En el anecdotario que fue su vida se entremezclan las alegrías y las penas, el sacrificio y la bohemia, pero siempre, siempre teñido por la pasión, aquello que  heredé junto con la música, el amor y la poesía.
Por eso, te escribo, Pa; porque aunque no tuve la valentía de despedirte como vos querías y merecías, cantando, hoy elijo cada palabra para transmitir el vacío que dejaste en ese pueblo lleno de silencio para mí, porque falta tu inconfundible silbido, tus programas radiales mañaneros, tu infinita sabiduría que aprendiste en la calle, tu fervor, tu quinta, tu vida.
Sí, ya lo sé, a los Cantores del Alba no les alcanzó con la voz del Tutu Campos y te pidieron que cantes con ellos; y los Wawancó necesitaban reforzar ese ritmo que te acompañó en las alegres noches de tu juventud.
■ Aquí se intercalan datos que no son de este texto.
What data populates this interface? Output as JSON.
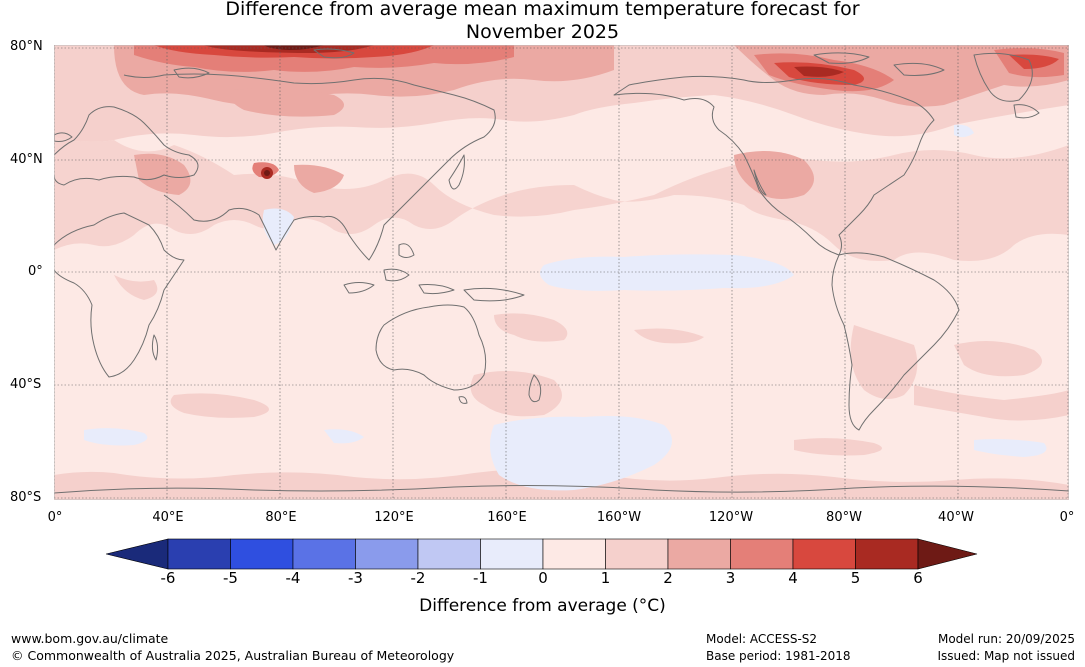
{
  "title": {
    "line1": "Difference from average mean maximum temperature forecast for",
    "line2": "November 2025"
  },
  "map": {
    "latitude_labels": [
      "80°N",
      "40°N",
      "0°",
      "40°S",
      "80°S"
    ],
    "longitude_labels": [
      "0°",
      "40°E",
      "80°E",
      "120°E",
      "160°E",
      "160°W",
      "120°W",
      "80°W",
      "40°W",
      "0°"
    ],
    "ocean_background_color": "#fde9e5",
    "coastline_color": "#707070",
    "regions": [
      {
        "name": "arctic-eurasia-warm",
        "category": "1 to 2"
      },
      {
        "name": "siberia-strong-warm",
        "category": "4 to 6"
      },
      {
        "name": "arctic-canada-warm",
        "category": "3 to 5"
      },
      {
        "name": "greenland-warm",
        "category": "3 to 5"
      },
      {
        "name": "equatorial-pacific-cool",
        "category": "-1 to 0"
      },
      {
        "name": "southern-ocean-cool",
        "category": "-1 to 0"
      },
      {
        "name": "tibet-hotspot",
        "category": "3 to 4"
      },
      {
        "name": "north-america-warm",
        "category": "1 to 2"
      },
      {
        "name": "antarctic-coast-warm",
        "category": "1 to 2"
      }
    ]
  },
  "colorbar": {
    "ticks": [
      "-6",
      "-5",
      "-4",
      "-3",
      "-2",
      "-1",
      "0",
      "1",
      "2",
      "3",
      "4",
      "5",
      "6"
    ],
    "colors": [
      "#1a2a7a",
      "#2a3fb0",
      "#2f4fe0",
      "#5a72e6",
      "#8a9bec",
      "#c0c8f3",
      "#e8ecfb",
      "#fde9e5",
      "#f5d0cc",
      "#eba9a3",
      "#e47f78",
      "#d8483e",
      "#a92a22",
      "#6e1a15"
    ],
    "label": "Difference from average (°C)"
  },
  "footer": {
    "url": "www.bom.gov.au/climate",
    "copyright": "© Commonwealth of Australia 2025, Australian Bureau of Meteorology",
    "model": "Model: ACCESS-S2",
    "base_period": "Base period: 1981-2018",
    "model_run": "Model run: 20/09/2025",
    "issued": "Issued: Map not issued"
  }
}
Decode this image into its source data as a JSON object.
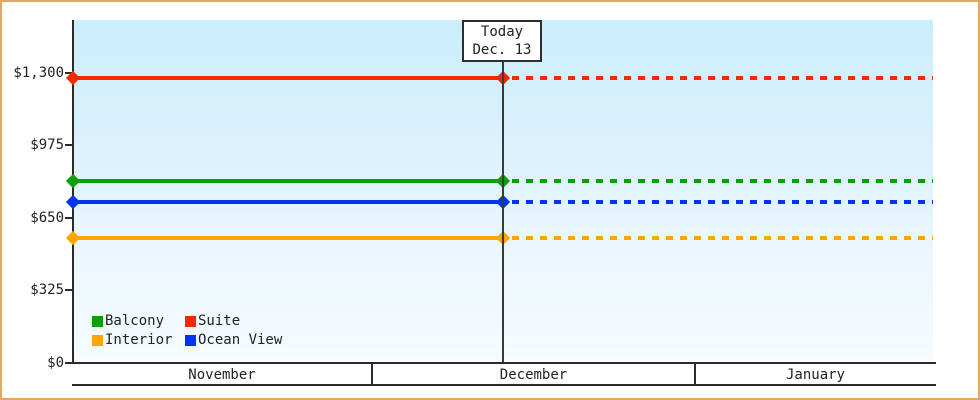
{
  "window": {
    "frame_border_color": "#e9a55c",
    "background_color": "#ffffff",
    "plot_gradient_top": "#cbedfc",
    "plot_gradient_bottom": "#f6fcff",
    "axis_color": "#2b2b2b",
    "text_color": "#222222"
  },
  "chart_data": {
    "type": "line",
    "title": "",
    "xlabel": "",
    "ylabel": "",
    "grid": false,
    "legend_position": "bottom-left-inside",
    "x_axis": {
      "months": [
        "November",
        "December",
        "January"
      ]
    },
    "y_axis": {
      "range": [
        0,
        1300
      ],
      "ticks": [
        {
          "value": 0,
          "label": "$0"
        },
        {
          "value": 325,
          "label": "$325"
        },
        {
          "value": 650,
          "label": "$650"
        },
        {
          "value": 975,
          "label": "$975"
        },
        {
          "value": 1300,
          "label": "$1,300"
        }
      ]
    },
    "today": {
      "label_line1": "Today",
      "label_line2": "Dec. 13",
      "note": "solid lines before today, dashed projection after today"
    },
    "series": [
      {
        "name": "Suite",
        "slug": "suite",
        "color": "#f42900",
        "value": 1275
      },
      {
        "name": "Balcony",
        "slug": "balcony",
        "color": "#0aa00a",
        "value": 815
      },
      {
        "name": "Ocean View",
        "slug": "ocean-view",
        "color": "#0433f0",
        "value": 720
      },
      {
        "name": "Interior",
        "slug": "interior",
        "color": "#ffa500",
        "value": 560
      }
    ],
    "legend": {
      "items": [
        {
          "label": "Balcony",
          "color": "#0aa00a"
        },
        {
          "label": "Suite",
          "color": "#f42900"
        },
        {
          "label": "Interior",
          "color": "#ffa500"
        },
        {
          "label": "Ocean View",
          "color": "#0433f0"
        }
      ]
    }
  }
}
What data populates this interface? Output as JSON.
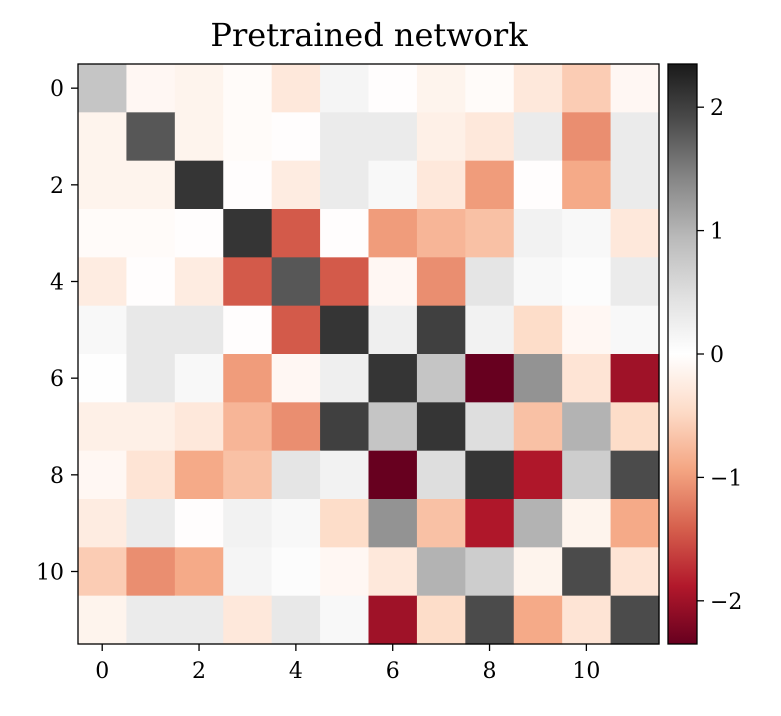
{
  "chart_data": {
    "type": "heatmap",
    "title": "Pretrained network",
    "xlabel": "",
    "ylabel": "",
    "xticks": [
      "0",
      "2",
      "4",
      "6",
      "8",
      "10"
    ],
    "yticks": [
      "0",
      "2",
      "4",
      "6",
      "8",
      "10"
    ],
    "colorbar": {
      "colormap": "RdGy",
      "range": [
        -2.35,
        2.35
      ],
      "ticks": [
        "2",
        "1",
        "0",
        "−1",
        "−2"
      ],
      "tick_values": [
        2,
        1,
        0,
        -1,
        -2
      ]
    },
    "matrix": [
      [
        0.8,
        -0.1,
        -0.15,
        -0.05,
        -0.3,
        0.15,
        -0.02,
        -0.15,
        -0.05,
        -0.3,
        -0.6,
        -0.1
      ],
      [
        -0.15,
        1.8,
        -0.15,
        -0.05,
        -0.02,
        0.3,
        0.3,
        -0.2,
        -0.3,
        0.3,
        -1.1,
        0.3
      ],
      [
        -0.15,
        -0.15,
        2.1,
        -0.02,
        -0.25,
        0.3,
        0.1,
        -0.3,
        -1.0,
        -0.02,
        -0.9,
        0.3
      ],
      [
        -0.05,
        -0.05,
        -0.02,
        2.1,
        -1.45,
        -0.02,
        -1.0,
        -0.8,
        -0.7,
        0.2,
        0.1,
        -0.3
      ],
      [
        -0.25,
        -0.02,
        -0.25,
        -1.45,
        1.8,
        -1.45,
        -0.1,
        -1.1,
        0.4,
        0.1,
        0.05,
        0.3
      ],
      [
        0.1,
        0.35,
        0.35,
        -0.02,
        -1.45,
        2.1,
        0.25,
        2.0,
        0.2,
        -0.45,
        -0.1,
        0.1
      ],
      [
        0.02,
        0.35,
        0.1,
        -1.0,
        -0.1,
        0.25,
        2.1,
        0.8,
        -2.35,
        1.3,
        -0.35,
        -2.0
      ],
      [
        -0.2,
        -0.2,
        -0.3,
        -0.8,
        -1.1,
        2.0,
        0.8,
        2.1,
        0.5,
        -0.7,
        1.0,
        -0.45
      ],
      [
        -0.1,
        -0.35,
        -0.9,
        -0.7,
        0.4,
        0.2,
        -2.35,
        0.5,
        2.1,
        -1.9,
        0.7,
        1.9
      ],
      [
        -0.25,
        0.3,
        -0.02,
        0.2,
        0.1,
        -0.45,
        1.3,
        -0.7,
        -1.9,
        1.0,
        -0.15,
        -0.9
      ],
      [
        -0.6,
        -1.1,
        -0.9,
        0.15,
        0.05,
        -0.1,
        -0.3,
        1.0,
        0.7,
        -0.15,
        1.9,
        -0.35
      ],
      [
        -0.15,
        0.3,
        0.3,
        -0.3,
        0.35,
        0.1,
        -2.0,
        -0.45,
        1.9,
        -0.9,
        -0.35,
        1.9
      ]
    ]
  }
}
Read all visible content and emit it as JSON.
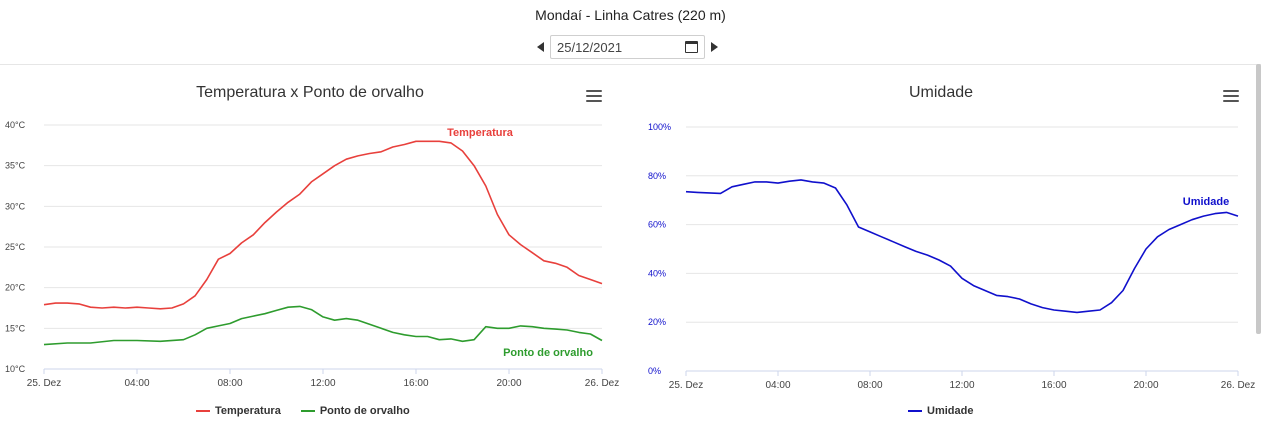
{
  "header": {
    "title": "Mondaí - Linha Catres (220 m)",
    "date_value": "25/12/2021"
  },
  "chart_data": [
    {
      "type": "line",
      "title": "Temperatura x Ponto de orvalho",
      "x_categories": [
        "25. Dez",
        "04:00",
        "08:00",
        "12:00",
        "16:00",
        "20:00",
        "26. Dez"
      ],
      "x_hours": [
        0,
        4,
        8,
        12,
        16,
        20,
        24
      ],
      "y_ticks": [
        "10°C",
        "15°C",
        "20°C",
        "25°C",
        "30°C",
        "35°C",
        "40°C"
      ],
      "ylim": [
        10,
        40
      ],
      "xlim": [
        0,
        24
      ],
      "grid": true,
      "legend_position": "bottom-center",
      "series": [
        {
          "name": "Temperatura",
          "color": "#e8403c",
          "label": "Temperatura",
          "points": [
            [
              0,
              17.9
            ],
            [
              0.5,
              18.1
            ],
            [
              1,
              18.1
            ],
            [
              1.5,
              18.0
            ],
            [
              2,
              17.6
            ],
            [
              2.5,
              17.5
            ],
            [
              3,
              17.6
            ],
            [
              3.5,
              17.5
            ],
            [
              4,
              17.6
            ],
            [
              4.5,
              17.5
            ],
            [
              5,
              17.4
            ],
            [
              5.5,
              17.5
            ],
            [
              6,
              18.0
            ],
            [
              6.5,
              19.0
            ],
            [
              7,
              21.0
            ],
            [
              7.5,
              23.5
            ],
            [
              8,
              24.2
            ],
            [
              8.5,
              25.5
            ],
            [
              9,
              26.5
            ],
            [
              9.5,
              28.0
            ],
            [
              10,
              29.3
            ],
            [
              10.5,
              30.5
            ],
            [
              11,
              31.5
            ],
            [
              11.5,
              33.0
            ],
            [
              12,
              34.0
            ],
            [
              12.5,
              35.0
            ],
            [
              13,
              35.8
            ],
            [
              13.5,
              36.2
            ],
            [
              14,
              36.5
            ],
            [
              14.5,
              36.7
            ],
            [
              15,
              37.3
            ],
            [
              15.5,
              37.6
            ],
            [
              16,
              38.0
            ],
            [
              16.5,
              38.0
            ],
            [
              17,
              38.0
            ],
            [
              17.5,
              37.8
            ],
            [
              18,
              36.8
            ],
            [
              18.5,
              35.0
            ],
            [
              19,
              32.5
            ],
            [
              19.5,
              29.0
            ],
            [
              20,
              26.5
            ],
            [
              20.5,
              25.3
            ],
            [
              21,
              24.3
            ],
            [
              21.5,
              23.3
            ],
            [
              22,
              23.0
            ],
            [
              22.5,
              22.5
            ],
            [
              23,
              21.5
            ],
            [
              23.5,
              21.0
            ],
            [
              24,
              20.5
            ]
          ]
        },
        {
          "name": "Ponto de orvalho",
          "color": "#2e9c2e",
          "label": "Ponto de orvalho",
          "points": [
            [
              0,
              13.0
            ],
            [
              1,
              13.2
            ],
            [
              2,
              13.2
            ],
            [
              3,
              13.5
            ],
            [
              4,
              13.5
            ],
            [
              5,
              13.4
            ],
            [
              6,
              13.6
            ],
            [
              6.5,
              14.2
            ],
            [
              7,
              15.0
            ],
            [
              7.5,
              15.3
            ],
            [
              8,
              15.6
            ],
            [
              8.5,
              16.2
            ],
            [
              9,
              16.5
            ],
            [
              9.5,
              16.8
            ],
            [
              10,
              17.2
            ],
            [
              10.5,
              17.6
            ],
            [
              11,
              17.7
            ],
            [
              11.5,
              17.3
            ],
            [
              12,
              16.4
            ],
            [
              12.5,
              16.0
            ],
            [
              13,
              16.2
            ],
            [
              13.5,
              16.0
            ],
            [
              14,
              15.5
            ],
            [
              14.5,
              15.0
            ],
            [
              15,
              14.5
            ],
            [
              15.5,
              14.2
            ],
            [
              16,
              14.0
            ],
            [
              16.5,
              14.0
            ],
            [
              17,
              13.6
            ],
            [
              17.5,
              13.7
            ],
            [
              18,
              13.4
            ],
            [
              18.5,
              13.6
            ],
            [
              19,
              15.2
            ],
            [
              19.5,
              15.0
            ],
            [
              20,
              15.0
            ],
            [
              20.5,
              15.3
            ],
            [
              21,
              15.2
            ],
            [
              21.5,
              15.0
            ],
            [
              22,
              14.9
            ],
            [
              22.5,
              14.8
            ],
            [
              23,
              14.5
            ],
            [
              23.5,
              14.3
            ],
            [
              24,
              13.5
            ]
          ]
        }
      ]
    },
    {
      "type": "line",
      "title": "Umidade",
      "x_categories": [
        "25. Dez",
        "04:00",
        "08:00",
        "12:00",
        "16:00",
        "20:00",
        "26. Dez"
      ],
      "x_hours": [
        0,
        4,
        8,
        12,
        16,
        20,
        24
      ],
      "y_ticks": [
        "0%",
        "20%",
        "40%",
        "60%",
        "80%",
        "100%"
      ],
      "ylim": [
        0,
        100
      ],
      "xlim": [
        0,
        24
      ],
      "grid": true,
      "legend_position": "bottom-center",
      "series": [
        {
          "name": "Umidade",
          "color": "#1010cc",
          "label": "Umidade",
          "points": [
            [
              0,
              73.5
            ],
            [
              0.5,
              73.2
            ],
            [
              1,
              73.0
            ],
            [
              1.5,
              72.8
            ],
            [
              2,
              75.5
            ],
            [
              2.5,
              76.5
            ],
            [
              3,
              77.5
            ],
            [
              3.5,
              77.5
            ],
            [
              4,
              77.0
            ],
            [
              4.5,
              77.8
            ],
            [
              5,
              78.3
            ],
            [
              5.5,
              77.5
            ],
            [
              6,
              77.0
            ],
            [
              6.5,
              75.0
            ],
            [
              7,
              68.0
            ],
            [
              7.5,
              59.0
            ],
            [
              8,
              57.0
            ],
            [
              8.5,
              55.0
            ],
            [
              9,
              53.0
            ],
            [
              9.5,
              51.0
            ],
            [
              10,
              49.0
            ],
            [
              10.5,
              47.5
            ],
            [
              11,
              45.5
            ],
            [
              11.5,
              43.0
            ],
            [
              12,
              38.0
            ],
            [
              12.5,
              35.0
            ],
            [
              13,
              33.0
            ],
            [
              13.5,
              31.0
            ],
            [
              14,
              30.5
            ],
            [
              14.5,
              29.5
            ],
            [
              15,
              27.5
            ],
            [
              15.5,
              26.0
            ],
            [
              16,
              25.0
            ],
            [
              16.5,
              24.5
            ],
            [
              17,
              24.0
            ],
            [
              17.5,
              24.5
            ],
            [
              18,
              25.0
            ],
            [
              18.5,
              28.0
            ],
            [
              19,
              33.0
            ],
            [
              19.5,
              42.0
            ],
            [
              20,
              50.0
            ],
            [
              20.5,
              55.0
            ],
            [
              21,
              58.0
            ],
            [
              21.5,
              60.0
            ],
            [
              22,
              62.0
            ],
            [
              22.5,
              63.5
            ],
            [
              23,
              64.5
            ],
            [
              23.5,
              65.0
            ],
            [
              24,
              63.5
            ]
          ]
        }
      ]
    }
  ]
}
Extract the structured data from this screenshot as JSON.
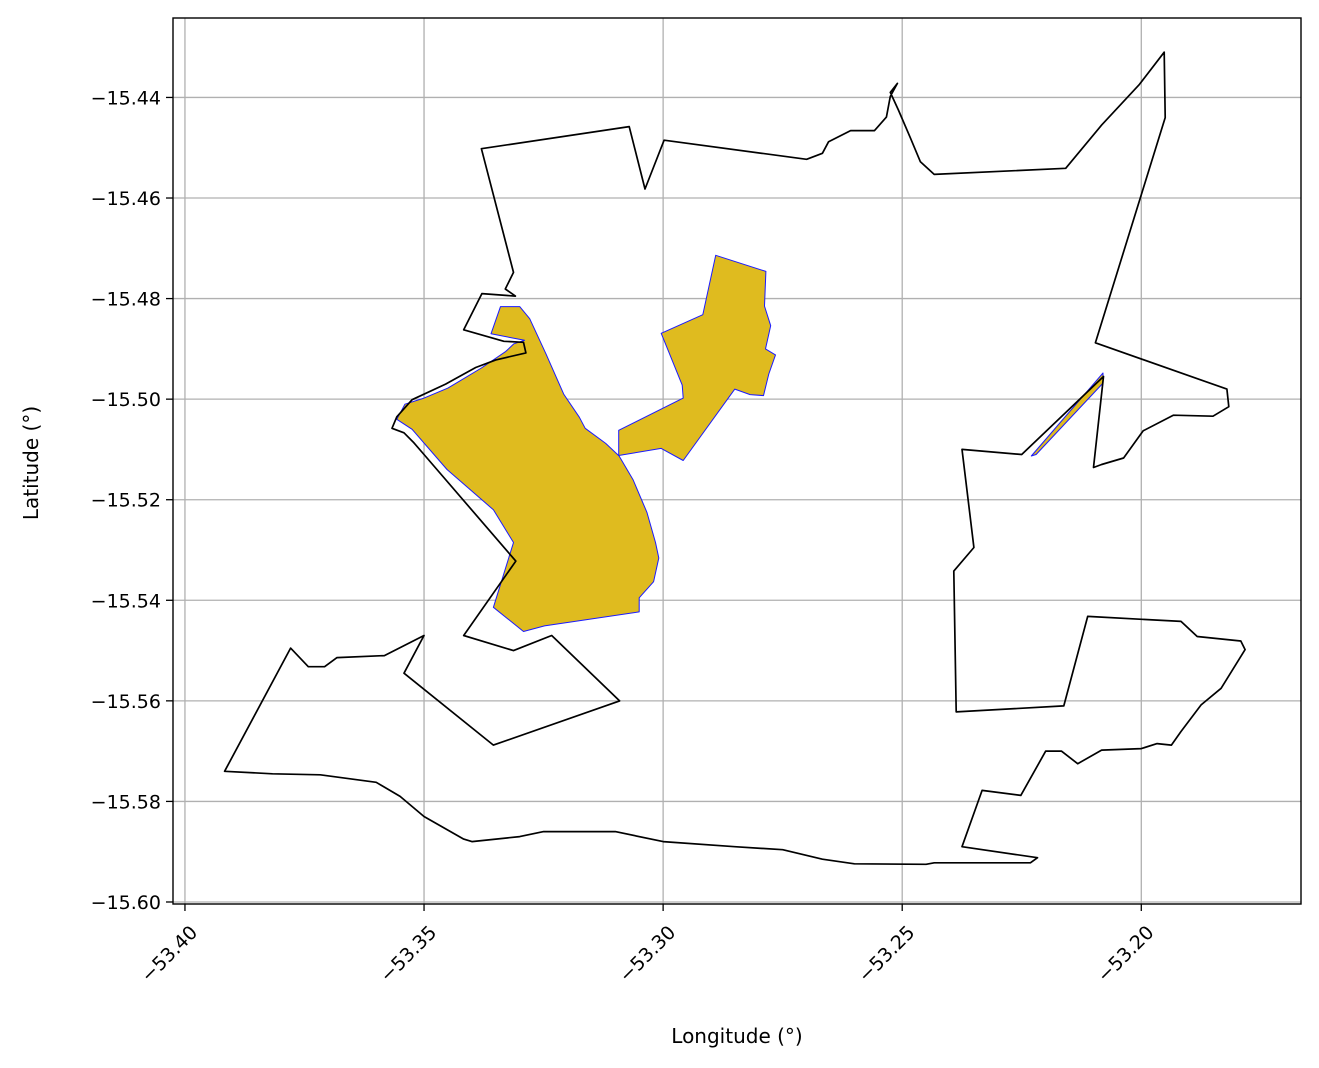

Enseñales la “Tambora de los morenos” como sólo vos supiste cantarla, papi querido. ¿Te acordás, no? “Las guitarras ya bordonean, las parejas bailando están, y en el barrio con voz alegre le van cantando al rey Baltasar”. Te la canté al oído, esa tarde en la que parecía que no estabas conmigo, cuando toda la ciencia aseguraba que no me escuchabas. Nosotros sabemos que sí… Quizás ahí debí decirte también, gracias por todo, y hasta siempre.